When I examine Gardner’s accounts through the lens of my own encounters with gray whales in their birthing lagoons, I see the whales exhibiting the same behaviors that hundreds of daily whale watchers actively seek, a close encounter with a curious gray whale. But because Gardner expected to be attacked, he thought that he was being attacked. The evil intentions that he assigned to the whales were his own projections. Of course we still project our own bias onto whales, but now it is mostly that whales are somehow communing with humans on a spiritual level when they approach our small boats, or that they can sense who in the panga may be ill, or pregnant and approach that person first. Perhaps this is all true, or perhaps it is just us very much hoping that it’s true, so we see the whales’ interest in our panga in those terms.
How many stories have you read about bear-loving people climbing over zoo barriers to get close enough to cuddle with the bear that they know loves them back? How many of those stories had a happy ending? Our anthropomorphic projections can kill us, and our prejudices, projections and lazy minded thinking keep us, as a species, always on the brink of another holocaust, genocide or bloody revolution.
As in many destructive human behaviors, the first step toward recovery is to acknowledge that we have a problem. Likewise, the first step away from recovery is to conclude that our species would be better if those people would deal with their problem.

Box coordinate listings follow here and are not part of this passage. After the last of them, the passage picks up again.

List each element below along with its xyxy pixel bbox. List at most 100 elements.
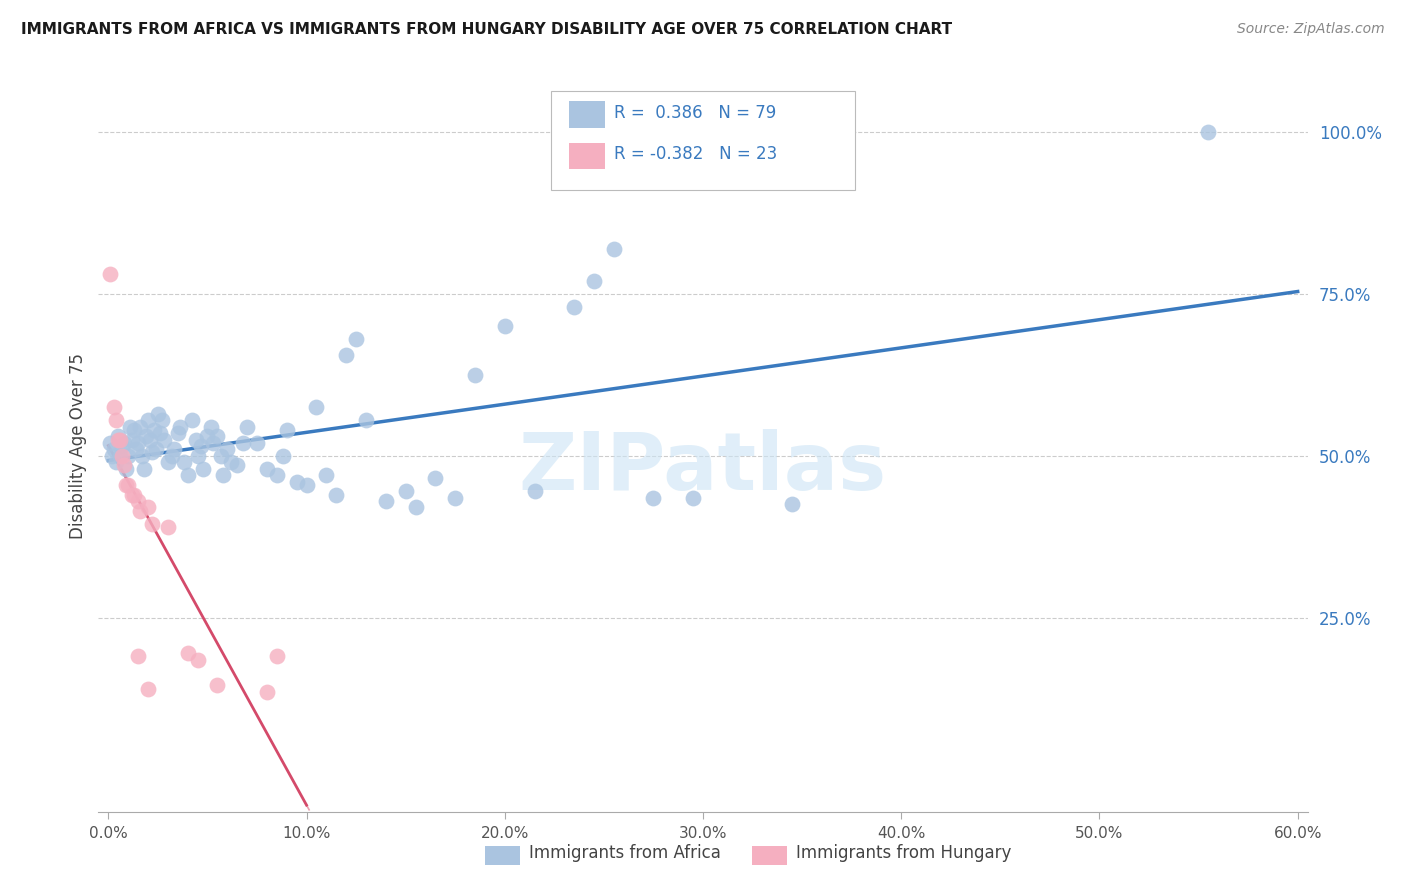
Text: ZIPatlas: ZIPatlas [519,429,887,507]
Point [112,458,135,473]
Point [315,468,337,483]
Point [184,433,207,447]
Point [207,678,229,692]
Point [285,475,308,489]
Point [115,461,138,475]
Point [207,429,229,443]
Point [217,442,239,457]
Point [117,449,139,463]
Text: IMMIGRANTS FROM AFRICA VS IMMIGRANTS FROM HUNGARY DISABILITY AGE OVER 75 CORRELA: IMMIGRANTS FROM AFRICA VS IMMIGRANTS FRO… [21,22,952,37]
Point [582,274,605,288]
Point [101,449,124,463]
Point [405,500,427,515]
Point [246,435,269,450]
Point [212,468,235,483]
Point [176,468,198,483]
Point [150,413,173,427]
Point [226,458,249,473]
Point [354,413,377,427]
Point [129,504,152,518]
Point [173,455,195,469]
Point [98,435,121,450]
Point [197,429,219,443]
Point [166,425,188,440]
Point [425,471,447,485]
Point [107,429,129,443]
Point [780,497,803,511]
Point [141,516,163,531]
Point [141,445,163,459]
Point [149,425,172,440]
Point [494,319,516,334]
Point [180,413,202,427]
Point [107,433,129,447]
Point [325,487,347,501]
Point [186,652,208,666]
Point [135,429,157,443]
Point [464,368,486,382]
Point [131,449,153,463]
Point [127,494,149,508]
Point [190,439,212,453]
Point [136,413,159,427]
Point [146,407,169,421]
Text: R = -0.382   N = 23: R = -0.382 N = 23 [614,145,778,163]
Point [120,419,142,434]
Point [395,484,418,499]
Point [374,494,396,508]
Point [603,242,626,256]
Y-axis label: Disability Age Over 75: Disability Age Over 75 [69,353,87,539]
Point [219,455,242,469]
Point [232,435,254,450]
Point [136,500,159,515]
Point [271,449,294,463]
Point [156,455,179,469]
Point [132,461,155,475]
Point [127,435,149,450]
Point [176,646,198,660]
Point [125,442,148,457]
Point [110,449,132,463]
Point [129,419,152,434]
Point [643,491,665,505]
Point [266,468,288,483]
Text: R =  0.386   N = 79: R = 0.386 N = 79 [614,104,776,122]
Point [209,449,232,463]
Point [103,400,125,414]
Point [145,442,167,457]
Point [193,461,215,475]
Point [103,442,125,457]
Point [236,419,259,434]
Point [1198,125,1220,139]
Point [344,332,367,346]
Point [110,433,132,447]
Point [200,419,222,434]
Point [136,681,159,696]
Point [186,449,208,463]
Point [169,419,191,434]
Point [523,484,546,499]
Text: Source: ZipAtlas.com: Source: ZipAtlas.com [1237,22,1385,37]
Point [153,433,176,447]
Point [444,491,467,505]
Point [305,400,328,414]
Point [160,449,183,463]
Point [256,685,278,699]
Point [156,520,179,534]
Point [105,455,128,469]
Point [98,268,121,282]
Point [112,435,135,450]
Point [122,423,145,437]
Point [121,433,143,447]
Point [266,649,288,664]
Point [562,300,585,314]
Point [121,487,143,501]
Point [142,423,165,437]
Text: Immigrants from Africa: Immigrants from Africa [529,844,720,862]
Point [335,348,357,362]
Point [256,461,278,475]
Point [111,449,134,463]
Point [105,413,128,427]
Point [139,433,162,447]
Point [127,649,149,664]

Only when we look into our own dark hearts and face our personal horror show can we begin turning away from our potential for hatred and violence. And that’s why many seek a Higher Power to help them in their individual struggle to be a better person. We are all our own little Apollo 13’s; damaged and drifting in space. Some think that we have enough parts and knowledge on board our individual spaceships to be able to make the needed repairs, and some of us, having searched through all the cabinets and operations manuals have concluded that we simply don’t have the parts needed to fix us, within us.